Summary
holding the employee’s injuries did not arise out of employment when the employee for unknown reasons or for curiosity, while eating lunch, attempted to set off a single dynamite cap and accidentally detonated other dynamite caps
Summary of this case from Weaver v. DedmonOpinion
Filed 28 September, 1955.
1. Master and Servant 40c, 55d — Where there is sufficient circumstantial evidence in the record to sustain the finding of the Industrial Commission to the effect that claimant was injured in an explosion of a number of dynamite caps resulting when he idly or out of curiosity attempted to set off a single dynamite cap during his lunch hour, and that therefore the injuries did not arise out of his employment, the Superior Court is without power to reverse.
2. Master and Servant 50 — The burden rests upon claimant in a proceeding under the Workmen's Compensation Act to show that his injuries arose out of his employment.
APPEAL by defendants from Parker (Joseph W.), J., June Term 1955, ONSLOW. Reversed.
Hughes Abbott for plaintiff appellee.
Barden, Stith McCotter for defendant appellants.
WINBORNE and HIGGINS, JJ., took no part in the consideration or decision of this case.
Proceeding before Industrial Commission for compensation for personal injuries received by plaintiff employee.
Plaintiff was injured when 300 dynamite caps exploded. He was then alone in the "doghouse" for the purpose of eating his lunch. The Commission found the facts which included the following: "8. That in the absence of the other employees as above set out, the plaintiff . . . out of curiosity or for reasons unknown, wired the blasting machine . . . and in his attempt to set off a single dynamite cap ignorantly and accidentally detonated the 300 dynamite caps beside the doghouse resulting in a terrific explosion and in the injuries which he sustained," and concluded "that the injury (suffered by plaintiff) did not arise out of the employment."
Upon such finding and conclusion the Commission denied the claim. On appeal the court below reversed and defendants appealed.
We are constrained to concur in the conclusion of the full Commission that there is sufficient circumstantial evidence in the record to sustain the finding of fact No. 8 made by the Commission and its conclusion based thereon. Since the testimony contains evidence sufficient to support the finding made by the full Commission, the court below was without authority to reverse.

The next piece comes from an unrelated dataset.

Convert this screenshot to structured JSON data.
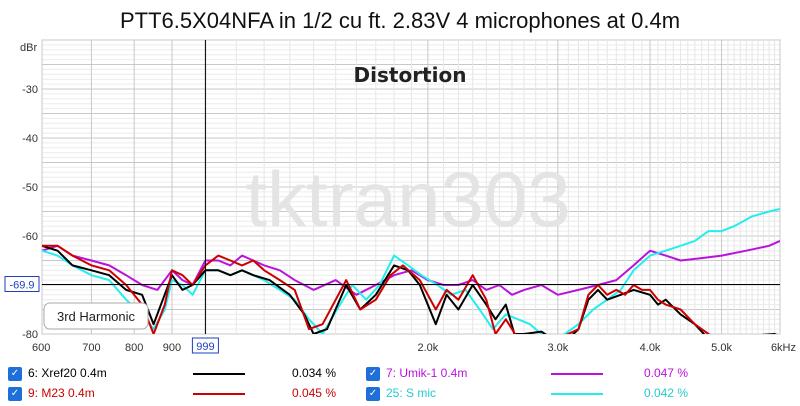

Furthermore, the burden rested upon the claimant to show that his injuries arose out of his employment, and there is implicit in the positive findings and conclusions of the Commission the further finding that the plaintiff had failed to carry the burden placed on him by law. Hence, the judgment entered in the court below must be
Reversed.
WINBORNE and HIGGINS, JJ., took no part in the consideration or decision of this case.